Context: Aromatase deficiency causes obesity and insulin resistance in aromatase knockout mice and humans with rare mutations of the aromatase gene (CYP19). Aromatase inhibitors are a commonly prescribed therapy in post-menopausal breast cancer. Objective: We hypothesized that aromatase inhibitors induce obesity and insulin resistance when used in treatment of breast cancer. Design: Case-control study Setting: University teaching hospital Participants: 20 post-menopausal breast cancer patients, treated with aromatase inhibitor and 20 age-matched controls. Main outcome measures: Primary outcome measure was insulin sensitivity index – Matsuda, derived from a 75g oral glucose tolerance test. Body composition was assessed by DEXA and subcutaneous adipose tissue biopsies obtained for assessment of mRNA transcript levels. Data are mean ± SEM (inhibitor vs controls).

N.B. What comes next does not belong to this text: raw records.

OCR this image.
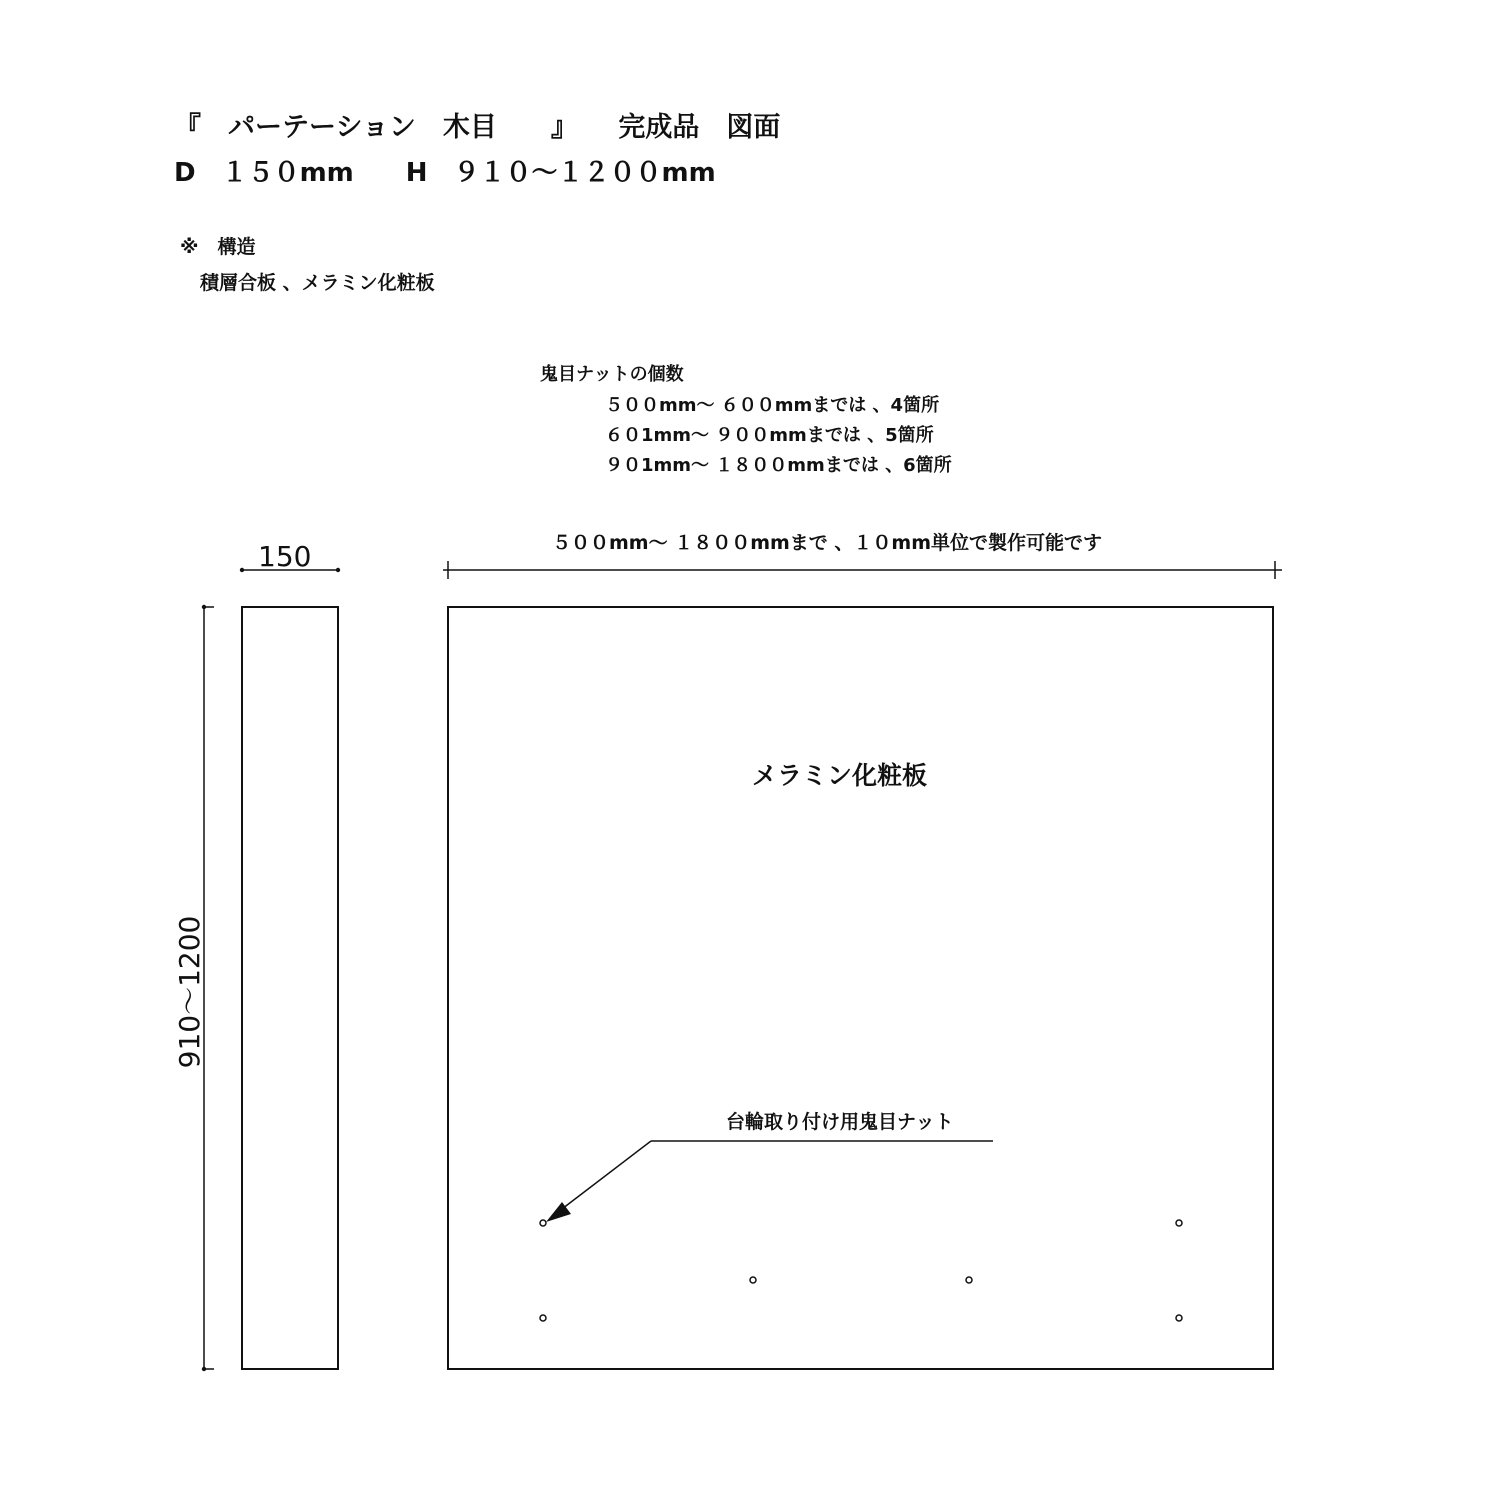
『　パーテーション　木目　　』　　完成品　図面
D　１５０mm　　H　９１０～１２００mm
※　構造
積層合板 、メラミン化粧板
鬼目ナットの個数
５００mm～ ６００mmまでは 、4箇所
６０1mm～ ９００mmまでは 、5箇所
９０1mm～ １８００mmまでは 、6箇所
５００mm～ １８００mmまで 、１０mm単位で製作可能です
150
メラミン化粧板
台輪取り付け用鬼目ナット
910～1200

Results: Aromatase inhibitor therapy was associated with significantly lower insulin sensitivity (5.15 ± 0.45 vs. 6.80 ± 0.64, P = 0.041), higher peak insulin concentration following OGTT (693.4 ± 78.6 vs. 527.6 ± 85.5 pmol/L, P = 0.035), greater percentage body fat (38.4 ± 1.0 vs. 34.6 ± 1.3 %, P = 0.026), and higher plasma leptin concentration (23.5 ± 2.8 vs. 15.5 ± 2.3 ng/mL, P = 0.035). Conclusions: Women who received aromatase inhibitors for post-menopausal breast cancer have greater percentage body fat and insulin resistance compared to controls with no history of breast cancer.